Rob Smitty, who read Hickey's story on the Web site and agreed to give him a kidney before the two had ever met, said he felt vindicated by Tuesday's decision.
"They're allowing me to do something just good for this man," said Smitty, of Chatanooga, Tenn.
In a statement, hospital CEO Mimi Roberson said the decision to allow a "compassionate exception" does not mean the hospital is endorsing the Web site, and said officials will give greater scrutiny to such transplants in the future.
Hickey said he first learned about MatchingDonors.com in January, the same month the Web site became operational. The company, based in Canton, Mass., charges varying fees -- sometimes $290 a month -- to post profiles of people looking for live organ donors.
Hickey, who has needed a transplant since 1999 because of a kidney disease, was tired of waiting on the national donation list. Within three months of posting on the Web site, he received 500 offers for donations, which he eventually whittled down to Smitty, a part-time photographer and food distributor.
"It gave me so much hope," he said.
Hickey said his agreement with Smitty is legal. As allowed by law, he is paying Smitty for his family's trip to Denver and his lost wages. He estimated the total cost at $4,800 to $5,000.
United Network for Organ Sharing, the national organization that matches organ donations to patients in the United States, has come out against the Web site, saying it takes advantage of vulnerable transplant candidates and donors and subverts the equal allocation of organs.
Mark Yarborough, the director of the Center for Bioethics and Humanities at the University of Colorado Health Sciences Center in Denver, said he was concerned about the Web site's fairness and potential lack of oversight by medical professionals.
"This kind of system potentially may make the overriding criteria (to receive an organ) the ability to pay," he said.
Lowney said the company waives its fees when people cannot afford them.
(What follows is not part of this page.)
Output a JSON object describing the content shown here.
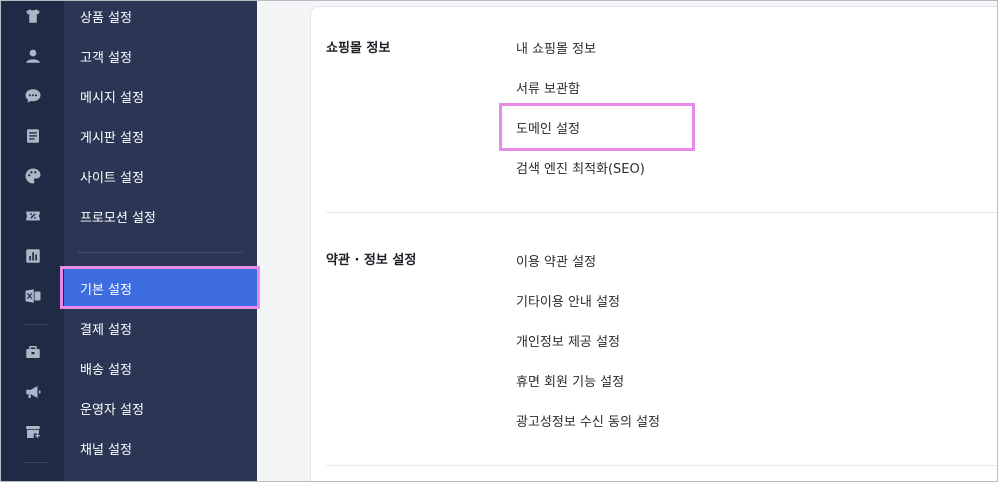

All fees go to maintaining the Web site, the company says.
He also said he sees nothing wrong with people wanting to help a specific group of individuals, such as a firefighter donating his kidney to another firefighter.
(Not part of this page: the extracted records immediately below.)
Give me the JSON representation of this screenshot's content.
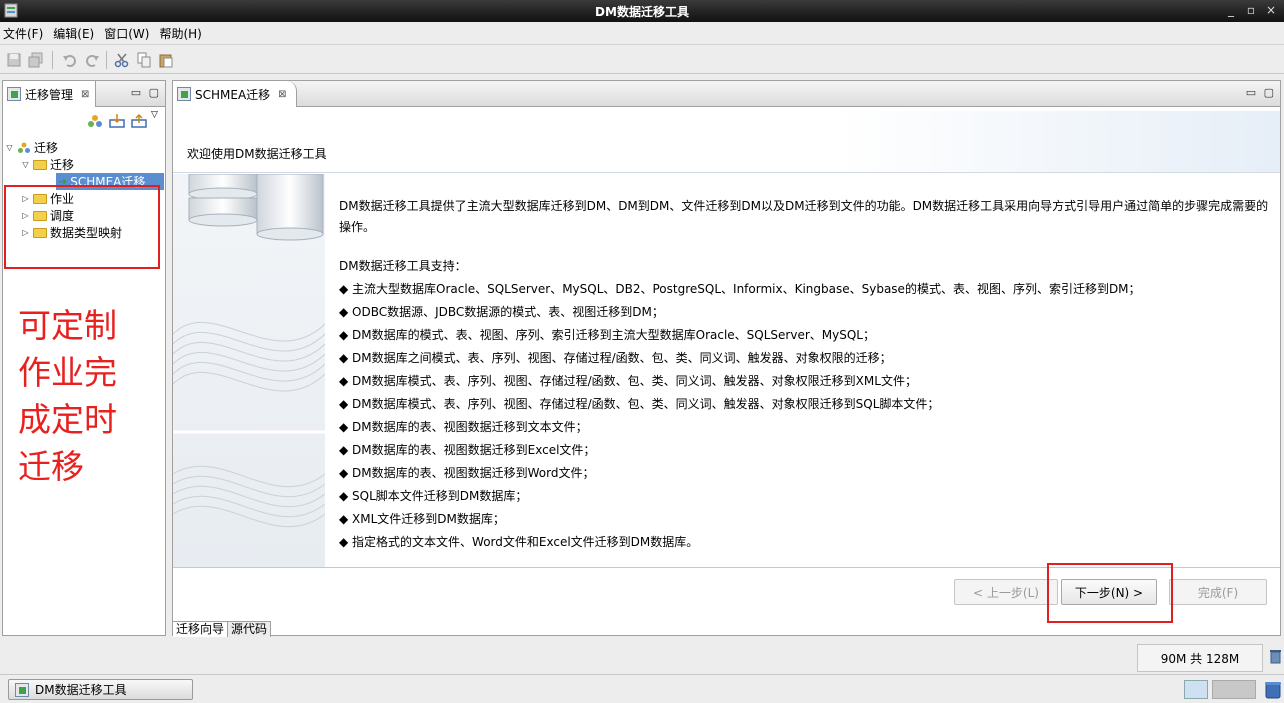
{
  "window": {
    "title": "DM数据迁移工具",
    "controls": [
      "_",
      "▫",
      "×"
    ]
  },
  "menubar": {
    "items": [
      "文件(F)",
      "编辑(E)",
      "窗口(W)",
      "帮助(H)"
    ]
  },
  "left_panel": {
    "tab_label": "迁移管理",
    "tree": [
      {
        "label": "迁移",
        "level": 0,
        "expanded": true,
        "icon": "people-icon"
      },
      {
        "label": "迁移",
        "level": 1,
        "expanded": true,
        "icon": "folder-icon"
      },
      {
        "label": "SCHMEA迁移",
        "level": 2,
        "selected": true,
        "icon": "arrow-icon"
      },
      {
        "label": "作业",
        "level": 1,
        "expanded": false,
        "icon": "folder-icon"
      },
      {
        "label": "调度",
        "level": 1,
        "expanded": false,
        "icon": "folder-icon"
      },
      {
        "label": "数据类型映射",
        "level": 1,
        "expanded": false,
        "icon": "folder-icon"
      }
    ]
  },
  "annotation": {
    "text_lines": [
      "可定制",
      "作业完",
      "成定时",
      "迁移"
    ]
  },
  "main_panel": {
    "tab_label": "SCHMEA迁移",
    "header_title": "欢迎使用DM数据迁移工具",
    "intro": "DM数据迁移工具提供了主流大型数据库迁移到DM、DM到DM、文件迁移到DM以及DM迁移到文件的功能。DM数据迁移工具采用向导方式引导用户通过简单的步骤完成需要的操作。",
    "support_title": "DM数据迁移工具支持：",
    "features": [
      "◆ 主流大型数据库Oracle、SQLServer、MySQL、DB2、PostgreSQL、Informix、Kingbase、Sybase的模式、表、视图、序列、索引迁移到DM；",
      "◆ ODBC数据源、JDBC数据源的模式、表、视图迁移到DM；",
      "◆ DM数据库的模式、表、视图、序列、索引迁移到主流大型数据库Oracle、SQLServer、MySQL；",
      "◆ DM数据库之间模式、表、序列、视图、存储过程/函数、包、类、同义词、触发器、对象权限的迁移；",
      "◆ DM数据库模式、表、序列、视图、存储过程/函数、包、类、同义词、触发器、对象权限迁移到XML文件；",
      "◆ DM数据库模式、表、序列、视图、存储过程/函数、包、类、同义词、触发器、对象权限迁移到SQL脚本文件；",
      "◆ DM数据库的表、视图数据迁移到文本文件；",
      "◆ DM数据库的表、视图数据迁移到Excel文件；",
      "◆ DM数据库的表、视图数据迁移到Word文件；",
      "◆ SQL脚本文件迁移到DM数据库；",
      "◆ XML文件迁移到DM数据库；",
      "◆ 指定格式的文本文件、Word文件和Excel文件迁移到DM数据库。"
    ],
    "buttons": {
      "prev": "< 上一步(L)",
      "next": "下一步(N) >",
      "finish": "完成(F)"
    },
    "bottom_tabs": [
      "迁移向导",
      "源代码"
    ]
  },
  "status": {
    "memory": "90M 共 128M"
  },
  "taskbar": {
    "app_label": "DM数据迁移工具"
  }
}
"I don't have a problem with that, as long as we can get people organs," he said, adding he doubted the Web site would ever lead to discrimination. "If you're a hateful person, you're not going to be someone who wants to be an organ donor for a stranger in the first place."
Name your own price for that kidney and save!
Book your hospital room with us too and save twice.
You have a willing donor and a desperate recipient.
I wonder how the high and mighty ethics committee would feel if they were the desperate recipient??
Sounds like they wanted to practice being God for at least another day.